Title: The Discomfort of Evening
Author: Marieke Lucas Rijneveld
Translated from the Dutch by Michele Hutchison
Publisher: Faber & Faber
Genre: Literary Fiction, Translations
What I thought to be a strange book when I started reading it, started growing on me way too soon. I see most reviewers calling it grim or gritty, but somehow it worked for me than most. It is a story of a family dislocated and destroyed by grief. It is the story of a family that hasn’t come to terms with their grief to even acknowledge it. The Discomfort of Evening by Marieke Lucas Rijneveld is a book that is definitely in my top 5 of the International Booker 2020 Longlist.
The narrator is a child (the trope is clearly established). She is ten-year-old Jas and doesn’t know what to do as her world crumbles. Jas is not your usual run-of-the-mill kid. She is different in the sense that there is a lot more emotional maturity to this child – the awareness of what has happened and how to hold on to dear life to not let it spiral her life out of control.
I thought I would not take to this book because of its sometimes not-so-pleasant descriptions, but that didn’t happen at all. If anything, it just led to the understanding of what grief can do to you. Jas navigates adolescence with her family and the burden of guilt and anxiety, as she believes she prayed to God to save her rabbit and take her brother instead, and that is what happened.

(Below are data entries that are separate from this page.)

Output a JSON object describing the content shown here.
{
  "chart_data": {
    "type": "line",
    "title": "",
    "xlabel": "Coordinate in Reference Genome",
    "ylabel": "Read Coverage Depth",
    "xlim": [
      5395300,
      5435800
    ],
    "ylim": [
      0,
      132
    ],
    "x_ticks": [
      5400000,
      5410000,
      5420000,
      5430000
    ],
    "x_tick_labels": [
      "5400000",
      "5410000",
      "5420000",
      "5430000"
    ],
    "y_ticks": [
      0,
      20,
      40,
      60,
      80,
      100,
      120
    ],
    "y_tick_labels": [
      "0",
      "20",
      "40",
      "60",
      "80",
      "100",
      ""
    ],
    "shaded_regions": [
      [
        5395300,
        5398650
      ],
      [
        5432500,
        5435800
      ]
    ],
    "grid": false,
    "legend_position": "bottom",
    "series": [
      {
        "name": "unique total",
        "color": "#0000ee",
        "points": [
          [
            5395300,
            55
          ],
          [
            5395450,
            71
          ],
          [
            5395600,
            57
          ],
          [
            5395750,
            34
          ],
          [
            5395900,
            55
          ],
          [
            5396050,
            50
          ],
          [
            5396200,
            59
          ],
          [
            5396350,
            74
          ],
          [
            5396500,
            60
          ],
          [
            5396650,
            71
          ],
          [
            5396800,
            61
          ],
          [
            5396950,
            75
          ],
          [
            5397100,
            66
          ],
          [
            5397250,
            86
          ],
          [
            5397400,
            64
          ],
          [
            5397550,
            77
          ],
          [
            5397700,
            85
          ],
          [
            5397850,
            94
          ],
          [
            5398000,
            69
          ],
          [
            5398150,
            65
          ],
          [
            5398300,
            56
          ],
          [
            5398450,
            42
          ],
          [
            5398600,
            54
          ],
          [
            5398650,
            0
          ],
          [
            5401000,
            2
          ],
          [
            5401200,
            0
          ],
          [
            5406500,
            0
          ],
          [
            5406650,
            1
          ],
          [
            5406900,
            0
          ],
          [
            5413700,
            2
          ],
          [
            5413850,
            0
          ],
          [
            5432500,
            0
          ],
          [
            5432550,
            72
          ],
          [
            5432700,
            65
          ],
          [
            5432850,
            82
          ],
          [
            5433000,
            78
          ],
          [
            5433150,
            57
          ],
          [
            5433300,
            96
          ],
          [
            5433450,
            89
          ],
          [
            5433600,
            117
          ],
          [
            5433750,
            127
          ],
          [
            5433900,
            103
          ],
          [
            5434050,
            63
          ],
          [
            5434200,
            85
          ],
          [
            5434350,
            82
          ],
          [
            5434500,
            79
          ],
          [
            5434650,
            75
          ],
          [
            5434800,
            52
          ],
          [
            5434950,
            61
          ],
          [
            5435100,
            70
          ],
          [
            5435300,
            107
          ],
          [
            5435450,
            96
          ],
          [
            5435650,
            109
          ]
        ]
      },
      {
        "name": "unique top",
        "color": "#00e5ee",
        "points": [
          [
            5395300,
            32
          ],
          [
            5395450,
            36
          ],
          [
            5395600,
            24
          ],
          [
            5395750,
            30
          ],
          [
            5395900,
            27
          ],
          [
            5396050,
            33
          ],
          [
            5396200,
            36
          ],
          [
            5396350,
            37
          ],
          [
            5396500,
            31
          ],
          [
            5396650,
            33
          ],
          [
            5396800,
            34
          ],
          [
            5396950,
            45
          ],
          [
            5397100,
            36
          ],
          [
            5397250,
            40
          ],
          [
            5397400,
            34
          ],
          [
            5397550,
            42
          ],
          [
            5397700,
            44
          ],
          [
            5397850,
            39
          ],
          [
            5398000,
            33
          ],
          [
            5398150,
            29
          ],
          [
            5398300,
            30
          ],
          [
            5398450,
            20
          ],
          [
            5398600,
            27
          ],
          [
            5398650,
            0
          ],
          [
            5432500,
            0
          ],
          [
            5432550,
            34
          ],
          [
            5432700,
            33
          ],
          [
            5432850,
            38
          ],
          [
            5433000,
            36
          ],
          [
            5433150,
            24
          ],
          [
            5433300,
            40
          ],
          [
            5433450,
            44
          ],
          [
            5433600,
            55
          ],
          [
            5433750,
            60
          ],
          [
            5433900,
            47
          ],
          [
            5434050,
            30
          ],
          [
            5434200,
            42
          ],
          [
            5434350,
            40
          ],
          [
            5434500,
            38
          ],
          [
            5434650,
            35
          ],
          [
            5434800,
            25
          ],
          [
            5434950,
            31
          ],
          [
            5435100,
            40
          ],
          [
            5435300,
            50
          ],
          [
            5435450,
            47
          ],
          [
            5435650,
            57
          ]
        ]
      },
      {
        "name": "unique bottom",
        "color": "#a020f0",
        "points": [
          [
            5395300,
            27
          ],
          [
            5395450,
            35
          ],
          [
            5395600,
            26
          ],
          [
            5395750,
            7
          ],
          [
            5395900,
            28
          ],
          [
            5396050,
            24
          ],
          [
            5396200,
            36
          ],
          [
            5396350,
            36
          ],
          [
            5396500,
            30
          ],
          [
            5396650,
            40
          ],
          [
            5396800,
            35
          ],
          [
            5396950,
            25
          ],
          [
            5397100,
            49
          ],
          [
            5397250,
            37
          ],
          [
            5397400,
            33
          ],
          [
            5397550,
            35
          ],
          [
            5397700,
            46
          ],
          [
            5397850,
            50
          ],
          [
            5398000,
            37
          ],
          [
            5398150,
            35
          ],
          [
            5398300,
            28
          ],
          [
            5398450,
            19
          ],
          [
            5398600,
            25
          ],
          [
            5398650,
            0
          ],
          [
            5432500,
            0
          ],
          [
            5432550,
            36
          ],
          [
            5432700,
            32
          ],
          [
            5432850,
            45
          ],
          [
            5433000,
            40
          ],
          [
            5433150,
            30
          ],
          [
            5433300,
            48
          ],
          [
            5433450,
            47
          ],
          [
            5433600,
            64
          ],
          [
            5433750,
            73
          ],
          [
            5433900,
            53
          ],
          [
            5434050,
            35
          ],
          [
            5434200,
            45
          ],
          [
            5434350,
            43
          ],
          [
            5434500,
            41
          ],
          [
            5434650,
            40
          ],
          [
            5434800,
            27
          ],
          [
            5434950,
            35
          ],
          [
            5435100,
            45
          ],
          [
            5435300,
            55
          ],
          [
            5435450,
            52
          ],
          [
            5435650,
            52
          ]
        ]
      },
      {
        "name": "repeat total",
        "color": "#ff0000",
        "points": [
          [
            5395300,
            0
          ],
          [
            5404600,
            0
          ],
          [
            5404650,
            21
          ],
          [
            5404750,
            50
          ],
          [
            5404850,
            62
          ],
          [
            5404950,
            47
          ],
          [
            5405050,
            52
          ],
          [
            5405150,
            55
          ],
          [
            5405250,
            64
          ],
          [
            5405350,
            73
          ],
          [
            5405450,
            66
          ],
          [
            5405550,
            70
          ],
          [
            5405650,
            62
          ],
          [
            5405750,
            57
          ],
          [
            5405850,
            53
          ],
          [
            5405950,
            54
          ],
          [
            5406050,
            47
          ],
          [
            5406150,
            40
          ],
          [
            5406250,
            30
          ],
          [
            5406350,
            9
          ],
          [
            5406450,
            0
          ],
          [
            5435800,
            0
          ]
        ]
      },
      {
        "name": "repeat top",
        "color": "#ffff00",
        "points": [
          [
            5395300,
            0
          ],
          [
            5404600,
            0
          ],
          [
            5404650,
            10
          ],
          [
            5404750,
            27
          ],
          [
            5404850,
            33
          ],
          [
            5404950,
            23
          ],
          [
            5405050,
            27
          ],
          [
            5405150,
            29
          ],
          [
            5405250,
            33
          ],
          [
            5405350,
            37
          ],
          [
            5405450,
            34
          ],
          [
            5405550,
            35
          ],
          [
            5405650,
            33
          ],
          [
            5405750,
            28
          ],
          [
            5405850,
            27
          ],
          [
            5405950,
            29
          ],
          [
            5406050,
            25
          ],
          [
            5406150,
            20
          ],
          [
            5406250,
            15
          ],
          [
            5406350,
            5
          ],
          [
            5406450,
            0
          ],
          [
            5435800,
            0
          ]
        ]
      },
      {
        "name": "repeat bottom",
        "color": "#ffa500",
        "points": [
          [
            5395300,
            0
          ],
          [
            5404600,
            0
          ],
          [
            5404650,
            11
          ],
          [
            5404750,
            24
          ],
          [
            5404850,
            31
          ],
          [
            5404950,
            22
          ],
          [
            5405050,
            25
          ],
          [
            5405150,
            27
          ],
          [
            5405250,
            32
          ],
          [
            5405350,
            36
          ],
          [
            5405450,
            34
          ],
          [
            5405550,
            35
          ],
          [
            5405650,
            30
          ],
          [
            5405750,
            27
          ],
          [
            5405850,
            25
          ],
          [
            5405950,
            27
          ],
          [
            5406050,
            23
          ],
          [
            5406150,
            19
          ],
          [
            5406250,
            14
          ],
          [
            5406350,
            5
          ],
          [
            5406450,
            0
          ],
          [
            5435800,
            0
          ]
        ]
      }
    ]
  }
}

There is so much that goes on in this book but slowly. Every layer of grief, redemption, and how to live in a world without someone lends to what I felt when I lost a loved one. Jas’s voice is strong, and she says what she must. The translation by Michele Hutchison brings out the sense of place, culture, and how pain lingers, and with it, comfort also steps in to be found in the unlikeliest of places.